Quase uma década depois eu a vi no shopping. Seria bom se fosse algo como “ela estava descendo pela escada rolante e eu subindo para ir ao cinema, e ao passar um pelo outro nos reconhecemos e sorrimos, cheios de alegria”. Não foi. Estava no último ano de faculdade e havia feito provas duríssimas ao longo da semana. Deixei a Unicamp aliviado e só pensava em relaxar assistindo ao filme do peixinho fujão. A fila para entrar estava gigantesca, e o dono estava quase tendo um ataque de nervos tentando organizá-la. Na minha frente havia uma mulher com uma criança pequena, de uns seis anos de idade. Não tinha um perfume marcante nem o cabelo era tão bonito. Era um pouco mais baixa que eu e já tinha uma certa barriguinha.
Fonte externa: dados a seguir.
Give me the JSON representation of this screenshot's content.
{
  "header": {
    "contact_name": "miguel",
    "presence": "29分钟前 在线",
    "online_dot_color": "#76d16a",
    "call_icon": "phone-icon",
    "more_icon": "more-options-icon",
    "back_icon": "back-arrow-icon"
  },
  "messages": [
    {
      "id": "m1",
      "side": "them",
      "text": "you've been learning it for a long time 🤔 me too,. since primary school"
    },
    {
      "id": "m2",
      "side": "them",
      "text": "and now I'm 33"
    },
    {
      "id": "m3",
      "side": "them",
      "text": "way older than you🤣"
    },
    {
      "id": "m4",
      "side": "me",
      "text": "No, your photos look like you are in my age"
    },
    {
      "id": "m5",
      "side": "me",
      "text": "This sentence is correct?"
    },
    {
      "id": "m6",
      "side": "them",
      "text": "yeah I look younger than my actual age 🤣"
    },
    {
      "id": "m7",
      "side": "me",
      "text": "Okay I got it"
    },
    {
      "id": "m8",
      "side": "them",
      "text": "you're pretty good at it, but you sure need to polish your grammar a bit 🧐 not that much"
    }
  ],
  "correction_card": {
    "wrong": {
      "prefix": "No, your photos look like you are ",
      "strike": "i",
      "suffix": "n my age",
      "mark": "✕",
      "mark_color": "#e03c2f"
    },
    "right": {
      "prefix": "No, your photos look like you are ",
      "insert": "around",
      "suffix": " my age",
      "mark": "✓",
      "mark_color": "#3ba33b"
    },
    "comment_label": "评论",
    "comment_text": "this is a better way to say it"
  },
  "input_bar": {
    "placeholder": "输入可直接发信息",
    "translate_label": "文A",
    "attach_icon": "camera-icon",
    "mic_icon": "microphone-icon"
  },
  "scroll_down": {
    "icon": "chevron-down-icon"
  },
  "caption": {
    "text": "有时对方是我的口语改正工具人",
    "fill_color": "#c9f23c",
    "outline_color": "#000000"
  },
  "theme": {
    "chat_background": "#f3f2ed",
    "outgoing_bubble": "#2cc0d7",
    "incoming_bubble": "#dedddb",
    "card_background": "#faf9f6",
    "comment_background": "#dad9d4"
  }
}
A calça jeans não moldava tão bem o bumbum. Era ela. Descobri isso quando já estávamos entrando na sala e a menina deixou o ingresso cair e se abaixou para pegá-lo. A mulher se virou e cruzamos o olhar, como naquele dia. Só que dessa vez não houve sorriso. Ela pegou a menina e entrou apressadamente. Eu fiquei tão chocado que não consegui dizer nada. Entrei devagar e sequer tentei localizá-la. Não aproveitei o filme como gostaria, e voltei para casa tão logo a sessão terminou.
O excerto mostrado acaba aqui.